WASHINGTON: Tropical Storm Julia is buffeting the shores of southern US states less than two weeks after Hermine soaked the East Coast, weather forecasters said on Wednesday.
Highly unusual for forming over land — in this case over northeast Florida on Tuesday — Julia was moving northeast just east of Savannah, Georgia, the Miami-based National Hurricane Center (NHC) said at 2100 GMT.
The storm is packing maximum sustained winds of nearly 40 miles per hour (65 kilometers per hour) with higher gusts, it added.
Videos from the South Carolina and Georgia coasts posted on social media showed high winds and heavy rain.
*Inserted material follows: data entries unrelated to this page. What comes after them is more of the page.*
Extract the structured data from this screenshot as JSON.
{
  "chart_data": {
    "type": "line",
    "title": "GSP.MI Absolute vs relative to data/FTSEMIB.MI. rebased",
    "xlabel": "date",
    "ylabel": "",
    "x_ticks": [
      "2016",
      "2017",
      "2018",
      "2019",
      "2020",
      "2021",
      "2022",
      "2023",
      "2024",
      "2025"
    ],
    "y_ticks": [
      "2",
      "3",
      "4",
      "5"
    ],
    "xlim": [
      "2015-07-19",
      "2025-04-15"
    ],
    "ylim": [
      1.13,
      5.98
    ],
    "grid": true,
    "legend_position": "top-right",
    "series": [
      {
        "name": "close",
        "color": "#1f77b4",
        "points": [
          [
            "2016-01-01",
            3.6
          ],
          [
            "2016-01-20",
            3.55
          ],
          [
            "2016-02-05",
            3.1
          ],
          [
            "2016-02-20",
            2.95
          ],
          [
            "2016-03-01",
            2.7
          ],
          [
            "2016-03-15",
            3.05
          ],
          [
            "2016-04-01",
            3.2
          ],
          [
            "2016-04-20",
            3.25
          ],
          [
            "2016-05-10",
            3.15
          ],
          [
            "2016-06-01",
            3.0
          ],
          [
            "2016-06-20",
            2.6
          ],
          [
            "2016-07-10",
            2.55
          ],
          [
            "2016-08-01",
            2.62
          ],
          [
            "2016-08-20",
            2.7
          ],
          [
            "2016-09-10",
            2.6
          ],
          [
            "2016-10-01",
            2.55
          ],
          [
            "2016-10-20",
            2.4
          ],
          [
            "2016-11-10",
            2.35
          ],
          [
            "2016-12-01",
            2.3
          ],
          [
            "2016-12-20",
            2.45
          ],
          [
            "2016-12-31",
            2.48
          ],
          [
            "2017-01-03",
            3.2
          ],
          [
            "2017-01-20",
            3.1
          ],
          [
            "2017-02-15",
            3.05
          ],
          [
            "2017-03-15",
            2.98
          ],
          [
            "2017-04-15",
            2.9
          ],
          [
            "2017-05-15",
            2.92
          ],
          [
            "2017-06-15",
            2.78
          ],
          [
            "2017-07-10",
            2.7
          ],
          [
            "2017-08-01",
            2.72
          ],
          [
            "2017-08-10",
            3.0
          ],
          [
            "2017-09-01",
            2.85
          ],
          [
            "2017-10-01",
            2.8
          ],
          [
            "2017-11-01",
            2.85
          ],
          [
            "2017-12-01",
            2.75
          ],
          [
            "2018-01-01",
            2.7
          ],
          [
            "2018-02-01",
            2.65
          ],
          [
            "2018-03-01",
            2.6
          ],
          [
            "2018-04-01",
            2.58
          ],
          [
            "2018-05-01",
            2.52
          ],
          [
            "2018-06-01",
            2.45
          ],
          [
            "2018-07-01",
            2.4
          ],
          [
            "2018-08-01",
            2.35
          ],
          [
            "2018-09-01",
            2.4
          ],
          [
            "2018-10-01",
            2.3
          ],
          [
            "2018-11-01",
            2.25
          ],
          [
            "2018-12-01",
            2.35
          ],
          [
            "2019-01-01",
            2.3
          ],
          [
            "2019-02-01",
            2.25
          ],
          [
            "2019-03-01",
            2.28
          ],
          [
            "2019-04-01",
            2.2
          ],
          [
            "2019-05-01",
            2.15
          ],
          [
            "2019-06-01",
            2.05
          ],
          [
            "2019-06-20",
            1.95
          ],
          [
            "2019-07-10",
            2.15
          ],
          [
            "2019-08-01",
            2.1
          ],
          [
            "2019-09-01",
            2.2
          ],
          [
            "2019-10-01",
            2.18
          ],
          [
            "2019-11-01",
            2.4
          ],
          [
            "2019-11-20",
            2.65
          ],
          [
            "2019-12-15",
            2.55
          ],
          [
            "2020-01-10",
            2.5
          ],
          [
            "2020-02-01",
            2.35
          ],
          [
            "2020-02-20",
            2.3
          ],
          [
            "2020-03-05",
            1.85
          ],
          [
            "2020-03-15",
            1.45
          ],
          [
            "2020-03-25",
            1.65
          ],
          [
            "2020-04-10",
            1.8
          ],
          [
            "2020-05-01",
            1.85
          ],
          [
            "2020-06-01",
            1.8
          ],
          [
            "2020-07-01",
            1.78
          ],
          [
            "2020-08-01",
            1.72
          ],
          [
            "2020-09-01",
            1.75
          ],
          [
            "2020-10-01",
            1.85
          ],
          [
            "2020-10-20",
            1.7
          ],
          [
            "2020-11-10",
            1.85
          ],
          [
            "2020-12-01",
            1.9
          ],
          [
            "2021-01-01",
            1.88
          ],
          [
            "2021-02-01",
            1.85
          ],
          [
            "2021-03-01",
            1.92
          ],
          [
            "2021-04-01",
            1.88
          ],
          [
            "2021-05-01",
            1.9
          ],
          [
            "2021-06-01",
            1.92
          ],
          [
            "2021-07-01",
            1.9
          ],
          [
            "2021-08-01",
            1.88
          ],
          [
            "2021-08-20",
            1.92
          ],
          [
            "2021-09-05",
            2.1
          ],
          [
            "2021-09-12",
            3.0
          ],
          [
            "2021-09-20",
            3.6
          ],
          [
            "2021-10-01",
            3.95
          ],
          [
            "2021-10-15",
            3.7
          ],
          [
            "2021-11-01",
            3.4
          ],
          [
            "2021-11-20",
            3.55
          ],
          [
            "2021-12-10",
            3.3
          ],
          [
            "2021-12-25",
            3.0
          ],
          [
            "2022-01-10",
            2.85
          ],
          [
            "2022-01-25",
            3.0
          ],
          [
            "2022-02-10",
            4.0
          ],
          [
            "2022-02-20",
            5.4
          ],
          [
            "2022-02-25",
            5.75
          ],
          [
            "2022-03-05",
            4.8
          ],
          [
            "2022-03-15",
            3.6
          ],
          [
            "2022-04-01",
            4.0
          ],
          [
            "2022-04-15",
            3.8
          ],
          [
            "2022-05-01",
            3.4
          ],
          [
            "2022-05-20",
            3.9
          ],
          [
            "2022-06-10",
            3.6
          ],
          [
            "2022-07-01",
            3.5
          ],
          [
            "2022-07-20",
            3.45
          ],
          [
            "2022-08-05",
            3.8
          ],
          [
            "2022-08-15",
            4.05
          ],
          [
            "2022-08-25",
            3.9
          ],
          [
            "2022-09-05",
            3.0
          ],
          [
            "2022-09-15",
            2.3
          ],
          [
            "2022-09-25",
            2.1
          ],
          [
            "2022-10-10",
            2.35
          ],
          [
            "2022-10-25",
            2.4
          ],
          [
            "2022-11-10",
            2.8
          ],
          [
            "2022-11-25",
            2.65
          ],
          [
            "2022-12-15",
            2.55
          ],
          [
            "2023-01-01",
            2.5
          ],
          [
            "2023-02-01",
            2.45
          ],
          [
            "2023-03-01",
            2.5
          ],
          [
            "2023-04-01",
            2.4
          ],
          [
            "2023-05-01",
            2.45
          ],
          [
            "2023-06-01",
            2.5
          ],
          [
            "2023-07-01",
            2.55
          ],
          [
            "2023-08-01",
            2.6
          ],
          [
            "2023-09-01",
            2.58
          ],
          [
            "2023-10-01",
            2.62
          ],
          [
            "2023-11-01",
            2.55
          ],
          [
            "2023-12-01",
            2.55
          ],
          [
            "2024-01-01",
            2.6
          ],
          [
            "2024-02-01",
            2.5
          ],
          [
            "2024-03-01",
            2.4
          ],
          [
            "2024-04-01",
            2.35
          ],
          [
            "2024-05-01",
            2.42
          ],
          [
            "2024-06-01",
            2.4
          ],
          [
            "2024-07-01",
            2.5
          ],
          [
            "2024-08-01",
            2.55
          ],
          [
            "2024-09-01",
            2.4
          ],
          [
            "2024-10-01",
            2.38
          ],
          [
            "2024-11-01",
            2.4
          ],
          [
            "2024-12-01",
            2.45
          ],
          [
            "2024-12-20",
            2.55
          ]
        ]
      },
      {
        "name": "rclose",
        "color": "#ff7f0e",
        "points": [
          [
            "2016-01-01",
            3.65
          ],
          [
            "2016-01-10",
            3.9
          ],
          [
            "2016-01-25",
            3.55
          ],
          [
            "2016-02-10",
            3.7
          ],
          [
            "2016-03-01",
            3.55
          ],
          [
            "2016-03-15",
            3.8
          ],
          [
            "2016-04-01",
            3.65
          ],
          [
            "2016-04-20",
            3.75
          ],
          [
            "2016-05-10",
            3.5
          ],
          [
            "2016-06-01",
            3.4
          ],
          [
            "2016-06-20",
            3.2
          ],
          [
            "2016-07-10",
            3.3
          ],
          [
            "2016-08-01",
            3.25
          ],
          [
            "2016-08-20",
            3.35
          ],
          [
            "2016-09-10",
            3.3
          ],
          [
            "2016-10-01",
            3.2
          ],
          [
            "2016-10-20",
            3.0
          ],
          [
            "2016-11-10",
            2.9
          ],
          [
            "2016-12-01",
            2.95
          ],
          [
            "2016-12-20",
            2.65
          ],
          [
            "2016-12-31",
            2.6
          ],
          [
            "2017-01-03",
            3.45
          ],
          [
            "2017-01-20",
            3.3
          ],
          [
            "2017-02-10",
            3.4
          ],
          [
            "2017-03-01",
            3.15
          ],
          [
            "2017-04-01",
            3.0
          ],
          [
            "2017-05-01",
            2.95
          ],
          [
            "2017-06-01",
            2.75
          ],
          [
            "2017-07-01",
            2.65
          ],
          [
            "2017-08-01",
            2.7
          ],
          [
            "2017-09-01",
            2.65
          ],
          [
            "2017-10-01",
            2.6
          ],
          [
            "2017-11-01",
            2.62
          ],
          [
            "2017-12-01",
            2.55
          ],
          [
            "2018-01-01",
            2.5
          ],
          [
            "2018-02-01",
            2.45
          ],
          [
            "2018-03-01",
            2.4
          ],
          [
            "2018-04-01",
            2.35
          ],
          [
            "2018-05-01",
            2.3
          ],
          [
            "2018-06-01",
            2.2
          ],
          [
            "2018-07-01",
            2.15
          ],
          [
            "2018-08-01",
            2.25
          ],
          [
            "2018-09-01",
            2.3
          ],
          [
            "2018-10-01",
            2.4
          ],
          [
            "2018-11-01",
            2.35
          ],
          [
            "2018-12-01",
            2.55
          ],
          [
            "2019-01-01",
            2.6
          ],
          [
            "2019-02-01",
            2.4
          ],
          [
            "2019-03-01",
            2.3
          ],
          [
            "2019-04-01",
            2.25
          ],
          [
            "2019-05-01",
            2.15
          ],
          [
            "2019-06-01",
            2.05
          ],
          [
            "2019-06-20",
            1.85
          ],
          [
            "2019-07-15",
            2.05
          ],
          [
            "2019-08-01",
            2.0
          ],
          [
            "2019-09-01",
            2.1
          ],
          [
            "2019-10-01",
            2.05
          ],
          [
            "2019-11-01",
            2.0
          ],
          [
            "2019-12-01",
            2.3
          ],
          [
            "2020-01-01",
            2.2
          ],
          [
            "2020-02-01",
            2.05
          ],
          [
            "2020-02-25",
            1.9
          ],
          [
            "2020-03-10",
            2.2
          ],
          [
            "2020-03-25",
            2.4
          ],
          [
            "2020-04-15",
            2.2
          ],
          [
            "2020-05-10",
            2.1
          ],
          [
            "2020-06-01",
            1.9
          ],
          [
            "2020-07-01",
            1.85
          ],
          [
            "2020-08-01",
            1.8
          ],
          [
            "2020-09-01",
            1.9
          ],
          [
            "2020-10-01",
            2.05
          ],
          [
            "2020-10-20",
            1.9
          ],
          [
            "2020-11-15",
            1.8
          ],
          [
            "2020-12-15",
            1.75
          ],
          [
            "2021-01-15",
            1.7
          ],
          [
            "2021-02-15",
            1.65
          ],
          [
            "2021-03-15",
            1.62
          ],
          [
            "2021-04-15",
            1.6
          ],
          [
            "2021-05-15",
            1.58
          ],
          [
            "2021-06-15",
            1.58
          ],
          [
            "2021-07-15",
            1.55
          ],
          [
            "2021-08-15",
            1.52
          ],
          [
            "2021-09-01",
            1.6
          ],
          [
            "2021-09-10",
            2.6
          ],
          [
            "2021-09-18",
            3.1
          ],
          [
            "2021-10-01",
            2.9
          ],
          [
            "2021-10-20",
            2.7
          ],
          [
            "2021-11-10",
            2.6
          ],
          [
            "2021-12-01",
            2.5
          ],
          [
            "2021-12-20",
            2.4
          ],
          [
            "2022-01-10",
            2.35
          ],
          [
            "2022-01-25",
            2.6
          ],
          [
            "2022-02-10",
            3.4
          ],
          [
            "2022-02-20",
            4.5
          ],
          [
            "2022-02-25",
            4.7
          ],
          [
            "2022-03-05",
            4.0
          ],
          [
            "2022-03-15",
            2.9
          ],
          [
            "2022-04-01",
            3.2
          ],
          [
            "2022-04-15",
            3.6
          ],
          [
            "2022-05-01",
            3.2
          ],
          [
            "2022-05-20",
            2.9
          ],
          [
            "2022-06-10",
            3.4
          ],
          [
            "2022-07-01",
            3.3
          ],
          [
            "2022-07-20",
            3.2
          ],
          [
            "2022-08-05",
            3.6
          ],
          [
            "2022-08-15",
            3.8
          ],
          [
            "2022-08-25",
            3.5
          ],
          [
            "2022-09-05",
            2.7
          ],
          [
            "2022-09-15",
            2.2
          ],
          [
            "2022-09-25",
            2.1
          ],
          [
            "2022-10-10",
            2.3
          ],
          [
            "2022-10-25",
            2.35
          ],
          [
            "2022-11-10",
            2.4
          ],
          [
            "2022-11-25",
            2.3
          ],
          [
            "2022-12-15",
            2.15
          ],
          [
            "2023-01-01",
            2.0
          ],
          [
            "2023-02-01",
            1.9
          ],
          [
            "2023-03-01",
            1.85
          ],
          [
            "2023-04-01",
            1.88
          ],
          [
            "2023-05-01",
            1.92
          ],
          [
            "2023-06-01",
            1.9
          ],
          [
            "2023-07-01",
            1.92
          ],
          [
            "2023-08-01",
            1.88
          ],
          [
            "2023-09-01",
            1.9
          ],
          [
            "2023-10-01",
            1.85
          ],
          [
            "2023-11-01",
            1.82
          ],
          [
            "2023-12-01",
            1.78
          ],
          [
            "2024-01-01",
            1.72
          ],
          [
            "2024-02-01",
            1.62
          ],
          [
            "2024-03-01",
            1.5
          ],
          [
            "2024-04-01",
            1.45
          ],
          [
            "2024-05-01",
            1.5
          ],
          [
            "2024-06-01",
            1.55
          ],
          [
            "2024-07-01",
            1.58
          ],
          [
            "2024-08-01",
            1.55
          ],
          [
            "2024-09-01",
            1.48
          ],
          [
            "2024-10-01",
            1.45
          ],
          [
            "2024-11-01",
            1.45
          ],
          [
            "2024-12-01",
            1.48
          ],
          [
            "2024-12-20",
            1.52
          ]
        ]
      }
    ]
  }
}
Some power outages have been reported.
“A slow and erratic motion is expected over the next couple of days,” the NHC said, saying some strengthening is possible over the next two days. “Julia is likely to meander near the northern Georgia and southern South Carolina coastlines into Friday.”
That could mean four to eight 8 inches (10 to 20 centimeters) of rain along the South Carolina coast.
“This rainfall could lead to flooding and flash flooding,” the NHC said.
Tropical storm-force winds extend up to 115 miles (185 kilometers) from the storm’s center, it added, saying isolated tornadoes are possible near Charleston, South Carolina, through Wednesday evening.
Meanwhile, Tropical Storm Ian in the central Atlantic Ocean is moving north, but currently poses no threat to land, the NHC said.